O homem mau, imbuído na maldade que arrecadara em histórias e memórias, logo levou as mãos aos bolsos, deles retirando uma história que demonstraria ao homem bom que este não tinha razão.
O homem bom não acreditou e, subitamente, começou também ele a procurar a razão nos bolsos. O homem bom não tinha bolsos, pois que não a encontrou.
Sacudiu a cabeça, augurando a razão algures perdida no meio da careca. Soltaram-se-lhe alguns cabelos, embora a razão parecesse ter sido roubada pelo último piolho que lhe povoara a já extinta cabeleira.
Nesse instante, pensou o homem bom pegar num machado e separar a cabeça em dois, num escavar mais profundo do que a mera busca superficial lhe permitiria.
Instintivamente, escolheu o homem bom não o fazer.
A razão estava encontrada...
Desse dia em diante, o homem bom remendou bolsos às calças, não mais deixaria de guardar histórias e memórias.
O poeta é um egoísta, um vigarista. Vigariza palavras todo o dia. O artista, é um optimista. Não é vígaro. Olha para a vida e logo a conquista. O poeta não é artista. O poeta é solidão, é cheiro, é umbilical sentir. O artista, por seu turno, nunca se vê obrigado a mentir. O poeta não vive debaixo do céu. O poeta é um pessimista. O artista faz revista, o poeta, esse, todos o perdem de vista. O poeta sente candura nos olhares, cheira cheiros nos lugares, quere-os. O poeta deseja, o artista inveja.
Matraqueio na soberba,
dizem

Molesto todos os que
maldizem

Abraço um desconhecido,
esqueço

Vivo escondido nas mágoas que
teço

Rumino vontade indómita
quero

fazer nuvens no chão que piso, enroscadas a um grão de areia que rego com lágrimas, planta verduga que nasci.

2009-02-01

Incendeia-se numa mão o consumível túnel do vício, como que pedindo à outra um esbanjar de palavras na branca folha, também ela combustível da paixão assolapada, químico desejo heterónomo do conosco reencontrar.
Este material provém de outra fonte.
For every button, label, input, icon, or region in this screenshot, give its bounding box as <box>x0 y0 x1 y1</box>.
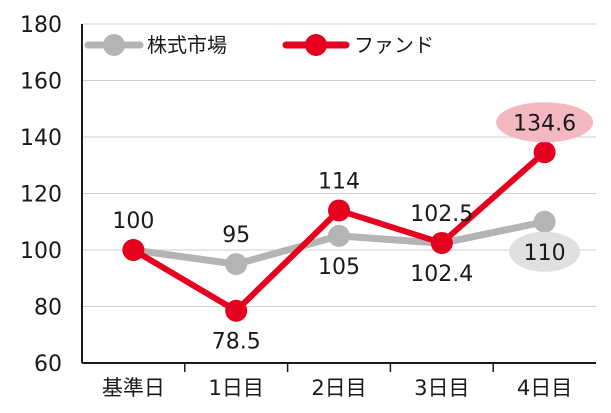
y-tick-label: 120 <box>20 183 62 208</box>
data-label-badge <box>496 102 594 143</box>
data-point <box>430 231 453 254</box>
y-tick-label: 100 <box>20 239 62 264</box>
data-point <box>328 199 350 222</box>
data-point <box>225 299 248 322</box>
y-tick-label: 80 <box>34 296 62 321</box>
data-point <box>328 224 350 247</box>
data-label: 134.6 <box>513 111 576 136</box>
legend-marker <box>103 34 125 56</box>
legend-item: 株式市場 <box>84 33 227 57</box>
data-label: 100 <box>112 209 154 234</box>
data-point <box>122 239 145 261</box>
series-2 <box>122 141 556 322</box>
data-label: 78.5 <box>212 330 261 355</box>
y-tick-label: 140 <box>20 126 62 151</box>
data-label-badge <box>509 231 581 272</box>
data-point <box>533 141 556 164</box>
grid <box>82 23 596 307</box>
x-tick-label: 基準日 <box>102 376 165 400</box>
x-tick-label: 1日目 <box>209 376 264 400</box>
data-label: 110 <box>524 241 566 266</box>
legend: 株式市場 ファンド <box>84 33 434 57</box>
legend-label: 株式市場 <box>147 33 227 57</box>
data-label: 102.5 <box>410 202 473 227</box>
legend-item: ファンド <box>282 33 434 57</box>
y-tick-label: 60 <box>34 352 62 377</box>
legend-label: ファンド <box>354 33 434 57</box>
data-label: 102.4 <box>410 262 473 287</box>
x-tick-label: 2日目 <box>311 376 366 400</box>
y-tick-label: 180 <box>20 13 62 38</box>
data-label: 114 <box>318 169 360 194</box>
x-tick-label: 4日目 <box>517 376 572 400</box>
data-label: 105 <box>318 255 360 280</box>
legend-marker <box>305 34 327 56</box>
series-lines <box>122 141 556 322</box>
data-point <box>225 253 248 276</box>
data-label: 95 <box>222 223 250 248</box>
data-labels: 95 105 102.4 110 100 78.5 114 102.5 134.6 <box>112 102 594 355</box>
axes: 60 80 100 120 140 160 180 基準日 1日目 2日目 3日目 4日目 <box>20 13 596 400</box>
y-tick-label: 160 <box>20 70 62 95</box>
data-point <box>533 210 556 233</box>
x-tick-label: 3日目 <box>414 376 469 400</box>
Incendeia-se o sol, como peruca vegetativa de áureos pensamentos, arremessados à vedação do mundo que pensamos em nós não ter limite visível. Julgamos o espectro do horizonte, as quiméricas formas do distante luar, irrisória nascente que enche o caudal do generoso rio que nos consideramos. Simultaneamente, desmarginamos rumo ao infinito oceano de truculentas formas magistrais. Nadamos voltados a um tépido e incandescente bosque, áureo também ele no minério que nos perscrutamos. Faltam-nos barbatanas, máscara, óxigénio abundante. Deitamos mão à escamosa toca que logo fazemos cobrir a própria floresta pensante. Impedimos a vegetação de nascer. Foramos levados a acreditar no biológico sistema das torrentes. Sabemos. Sabemos claramente. Vemos dúbios horizontes em florestas queimadas que já não nascem. Infirmamos o eu da natureza celeste numa mina fechada. Matraqueamos ecos, barulhos, caprichosos escavares violentos. Mentimos cores no ilusório arco-íris da vida. Não é ouro, é sol. Seria sequer rio, mas mero depósito fictício de água turva, desinteressante, impotável à natureza circundante. É charco. Movediço charco. Há ondas, no mar. Há tempestades, ciclones, remoínhos do total. Podemos até andar sobre a água das marés, não duvido. Hei-de plantar uma árvore no oceano e alimentá-la de sal. Digo dissera que faço. Penso, ainda penso.